If there are no giudelines and if this is a white space, it might be worth listing partner solutions fit for this purpose.

Thanks and regards,

Shehryar

werner_daehn
Active Contributor
0 Kudos

>

> We have a case whereby the data is sent to a business partner twice a month. The file size can be around 4GB.

In my world this statement would indicate to use DataServices. There is no need to wait for two weeks and listen every single millisecond for one message to be delivered, this is something where you would schedule a batch job, either by time - every 1st & 15th of the month, or by event - when a file arrives then start the job.

Obviously one tool that can handle both would be the best solution but there are orthogonal requirements. For an high number of rows per second you introduce multiple parallel sessions, with intermediate commits or even bypassing the transaction control of the target completely by using database provided bulkload APIs or similar.

Realtime messaging on the other side is about guaranteed delivery, low latency, etc. You can't get both, it's either this or that. Hence there would be always a difference even if it would be one tool, or the tool is not optimized for one of the two use cases.

Former Member
0 Kudos

Use case: High volume data transfer outside company boundaries using Data Services

Hi Werner,

Thanks. Yes, I agree that Data Services is more suitable for the task of high volume data transfer and a batch job will deliver the data based on time or event. But deliver data where? (Please see options below)

I also agree that either tool can do both real-time and batch, however, it can't be the best option for both scenarios given that the tool is optimized for a particular purpose. So while you can do batch transfers using PI, and you can do JMS communication using Data Services, it is about choosing the right tool for the task and avoiding the situation, "once you have a hammer in your hand, everything becomes a nail :)"

I might be missing the point but how does Data Services support sending data outside company network? Or even receive data from a business partner outside company network?

Option 1: DMZ <> Application Integration Middleware <> Data Services

Most of the customers today would typically use PI or other integration middleware for communication with the outside world. If the data volume is high, they'll break the message into smaller pieces and dump the data at a particular location. Data Services then takes over for data quality and ETL activities. For outbound, Data Services will dump data somewhere or send data to middleware using any of supported protocols. In this case, customers won't use Data Services to directly communicate with 3rd party systems and will use the app integration layer in all cases. This, in my view, might be totally unnecessary in some cases.

Option 2: DMZ <--> Data Services

Rarely, customers would deploy Data Services in the DMZ for direct communication with the outside world.
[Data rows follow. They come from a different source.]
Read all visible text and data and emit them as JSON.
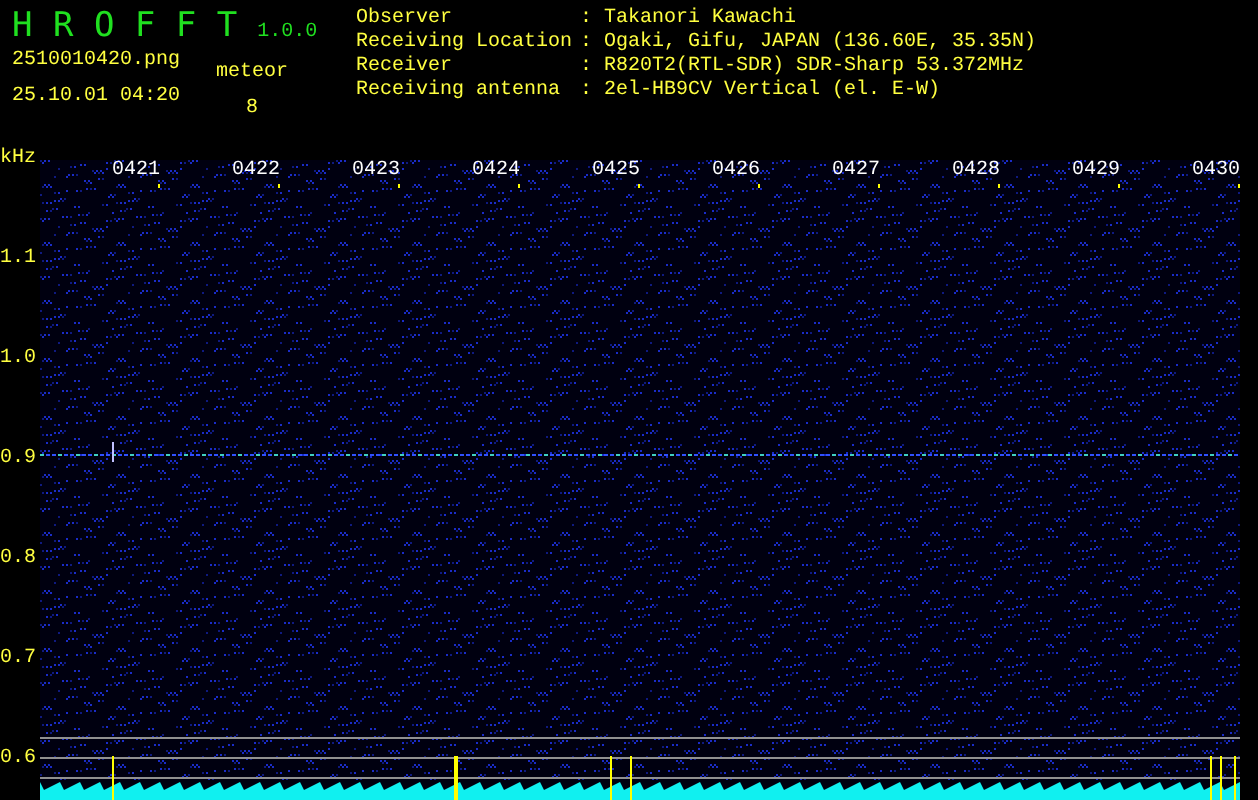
{
  "app": {
    "title": "H R O F F T",
    "version": "1.0.0"
  },
  "file": {
    "name": "2510010420.png",
    "datetime": "25.10.01 04:20"
  },
  "counter": {
    "label": "meteor",
    "value": "8"
  },
  "station": [
    {
      "label": "Observer",
      "value": ": Takanori Kawachi"
    },
    {
      "label": "Receiving Location",
      "value": ": Ogaki, Gifu, JAPAN (136.60E, 35.35N)"
    },
    {
      "label": "Receiver",
      "value": ": R820T2(RTL-SDR) SDR-Sharp 53.372MHz"
    },
    {
      "label": "Receiving antenna",
      "value": ": 2el-HB9CV Vertical (el. E-W)"
    }
  ],
  "spectrogram": {
    "unit": "kHz",
    "time_labels": [
      "0421",
      "0422",
      "0423",
      "0424",
      "0425",
      "0426",
      "0427",
      "0428",
      "0429",
      "0430"
    ],
    "frequency_labels": [
      "1.1",
      "1.0",
      "0.9",
      "0.8",
      "0.7",
      "0.6"
    ]
  }
}
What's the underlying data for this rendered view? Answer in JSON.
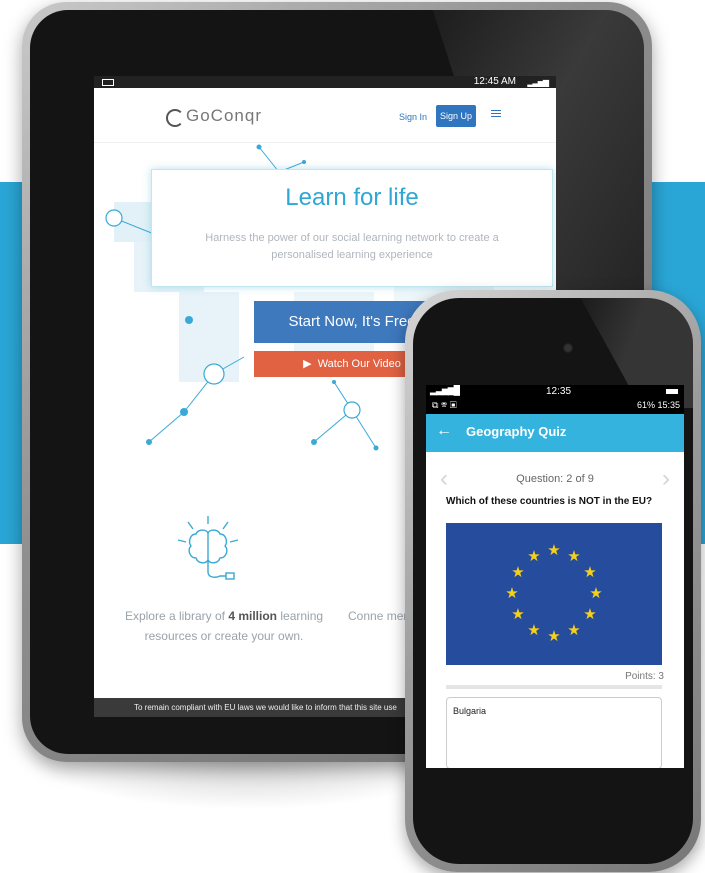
{
  "colors": {
    "banner": "#2aa6d6",
    "primary": "#3e78bd",
    "video": "#e06242",
    "appbar": "#34b3df",
    "flag_blue": "#254c9d",
    "flag_star": "#f5cf1c"
  },
  "tablet": {
    "status_time": "12:45 AM",
    "logo_text": "GoConqr",
    "sign_in": "Sign In",
    "sign_up": "Sign Up",
    "hero_title": "Learn for life",
    "hero_subtitle": "Harness the power of our social learning network to create a personalised learning experience",
    "start_button": "Start Now, It's Free",
    "video_button": "Watch Our Video",
    "explore_prefix": "Explore a library of ",
    "explore_bold": "4 million",
    "explore_suffix": " learning resources or create your own.",
    "connect_text": "Conne membe",
    "cookie_text": "To remain compliant with EU laws we would like to inform that this site use"
  },
  "phone": {
    "status_time_top": "12:35",
    "status_right": "61% 15:35",
    "app_title": "Geography Quiz",
    "question_counter": "Question: 2 of 9",
    "question_text": "Which of these countries is NOT in the EU?",
    "points": "Points: 3",
    "answer": "Bulgaria",
    "icons": [
      "back-arrow-icon",
      "chevron-left-icon",
      "chevron-right-icon",
      "eu-flag-icon"
    ]
  }
}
This could happen using SOAP or JMS protocols. However, these protocols aren't optimized to handle high volume messages.

contd...

Edited by: Shehryar Khan on May 24, 2010 11:41 PM

Former Member
0 Kudos

Option 3: DMZ <> Data Gateway <> Data Services

Put a third party product in the DMZ specialized in high volume data transfers. Data Services only cares about talking to this gateway for all external communication. You can avoid app integration layer in this case.
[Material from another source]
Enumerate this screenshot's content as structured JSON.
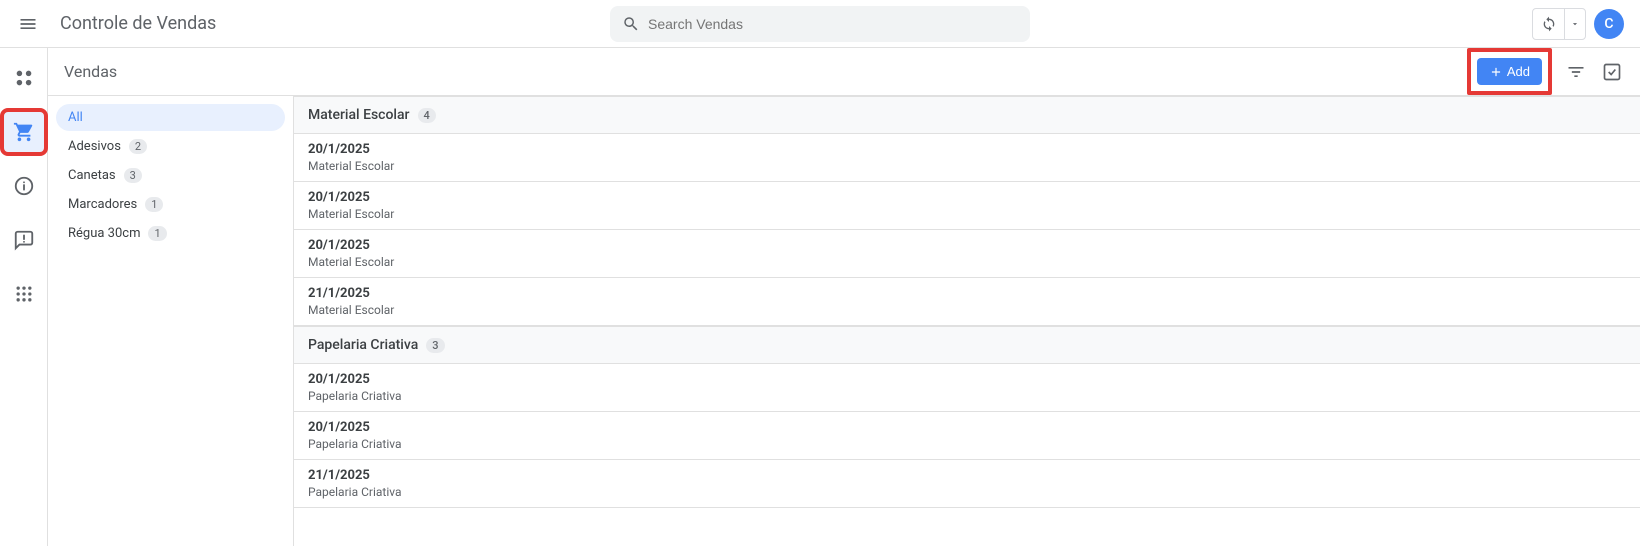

Option 4: (For the sake of completeness) There is also an option to use data integration in SaaS mode. Informatica already offers this. The data integration tool lives outside company boundaries in this case. However, I am not sure if all business partners would allow this approach (depends on nature of business).

So the answer I am looking for is what is SAP's recommendation on using Data Services in scenarios when high volume data has to be sent to/received from destinations/sources outside the company network, while avoiding use of appl integration layer unless necessary?

Any pointers?

Regards,

Shehryar